Al final del encuentro, mientras los estudiantes celebraban en la pista, Jungkook buscó a su familia. Namjoon y Seokjin bajaron a la cancha con Soobin, quien corrió a abrazar a su hermano.
—¡Ganaste, Kookie! —gritó el pequeño.
—Buen trabajo, hijo —dijo Namjoon, dándole una palmada en el hombro—. Aunque creo que el beso de antes del partido tuvo algo que ver con tu energía.
Seokjin rió, abrazando a su esposo.
—Déjalo, Namjoon. Jimin es un chico encantador, aunque un poco intenso. Me recuerda a alguien que conozco... —dijo mirando a su esposo con picardía.
Shin-hye también se acercó, junto a Jimin y Yoongi.
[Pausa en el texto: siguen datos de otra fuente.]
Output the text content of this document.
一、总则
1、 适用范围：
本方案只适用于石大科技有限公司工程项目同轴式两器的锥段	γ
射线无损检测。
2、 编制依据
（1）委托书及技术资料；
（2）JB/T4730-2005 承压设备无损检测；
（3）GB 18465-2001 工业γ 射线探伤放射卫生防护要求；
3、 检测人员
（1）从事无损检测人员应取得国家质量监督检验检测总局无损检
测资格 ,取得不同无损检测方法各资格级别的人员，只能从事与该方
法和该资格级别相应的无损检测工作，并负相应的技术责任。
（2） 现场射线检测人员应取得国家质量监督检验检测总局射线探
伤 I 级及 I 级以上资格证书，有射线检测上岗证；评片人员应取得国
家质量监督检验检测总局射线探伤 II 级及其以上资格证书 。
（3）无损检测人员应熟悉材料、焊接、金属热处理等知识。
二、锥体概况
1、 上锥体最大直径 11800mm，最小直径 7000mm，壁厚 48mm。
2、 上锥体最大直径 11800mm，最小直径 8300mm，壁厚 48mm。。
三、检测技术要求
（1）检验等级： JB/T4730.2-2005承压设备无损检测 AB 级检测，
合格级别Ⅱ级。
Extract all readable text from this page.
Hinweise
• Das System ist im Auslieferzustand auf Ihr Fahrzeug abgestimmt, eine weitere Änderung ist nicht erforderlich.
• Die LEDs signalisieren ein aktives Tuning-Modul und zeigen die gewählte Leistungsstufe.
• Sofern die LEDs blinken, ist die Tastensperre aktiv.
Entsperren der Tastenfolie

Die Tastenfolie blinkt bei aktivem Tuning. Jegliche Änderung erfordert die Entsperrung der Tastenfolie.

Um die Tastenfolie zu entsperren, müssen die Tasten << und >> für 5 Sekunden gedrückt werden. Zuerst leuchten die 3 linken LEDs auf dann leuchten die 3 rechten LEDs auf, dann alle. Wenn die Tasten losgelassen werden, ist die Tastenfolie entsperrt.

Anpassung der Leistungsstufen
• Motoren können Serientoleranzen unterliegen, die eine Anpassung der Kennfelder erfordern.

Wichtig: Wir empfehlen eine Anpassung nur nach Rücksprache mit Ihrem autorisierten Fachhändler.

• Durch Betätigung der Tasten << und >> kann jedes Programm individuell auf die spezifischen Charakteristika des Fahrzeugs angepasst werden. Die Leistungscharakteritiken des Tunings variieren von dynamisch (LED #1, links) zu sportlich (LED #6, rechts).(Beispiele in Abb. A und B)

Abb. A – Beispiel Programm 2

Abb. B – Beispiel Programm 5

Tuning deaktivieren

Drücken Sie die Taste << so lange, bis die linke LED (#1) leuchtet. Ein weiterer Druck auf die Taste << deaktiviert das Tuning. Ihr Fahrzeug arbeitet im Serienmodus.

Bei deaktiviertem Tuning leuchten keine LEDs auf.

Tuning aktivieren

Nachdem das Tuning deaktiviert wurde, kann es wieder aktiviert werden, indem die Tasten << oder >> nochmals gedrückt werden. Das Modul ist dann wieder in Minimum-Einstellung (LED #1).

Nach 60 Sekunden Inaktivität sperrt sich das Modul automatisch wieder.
La madre de los Park miraba a su hijo menor con una mezcla de sorpresa y aceptación.
—Parece que los rumores eran ciertos —dijo Shin-hye, abrazando a Jimin—. Has causado un terremoto en esta universidad en menos de una semana.
—Solo estoy reclamando lo que me pertenece, mamá —respondió Jimin, mirando a Jungkook con una intensidad que prometía una noche larga.
Yoongi suspiró, cruzándose de brazos mientras Taehyung se acercaba tímidamente a su lado.
—Supongo que tendré que acostumbrarme a ver tu cara de idiota todas las mañanas en el desayuno, Jungkook —gruñó Yoongi, aunque había una chispa de alivio en sus ojos al ver a su hermano tan feliz.
—Te acostumbrarás —dijo Jungkook, tomando la mano de Jimin y entrelazando sus dedos—. Porque esto no es solo un romance de intercambio. Esto es para siempre.
Jimin apretó su mano, recostando su cabeza en el hombro musculoso de Jungkook. Los rumores seguirían, los celos de Soe no desaparecerían de la noche a la mañana, y Leendo probablemente seguiría siendo un idiota, pero nada de eso importaba. En el corazón de Busán, entre goles y pompones, Jungkook y Jimin habían encontrado algo que nadie podría quitarles.
Porque cuando el amor adolescente se mezcla con la pasión y el carácter, no hay defensa que pueda detener el gol más importante de sus vidas.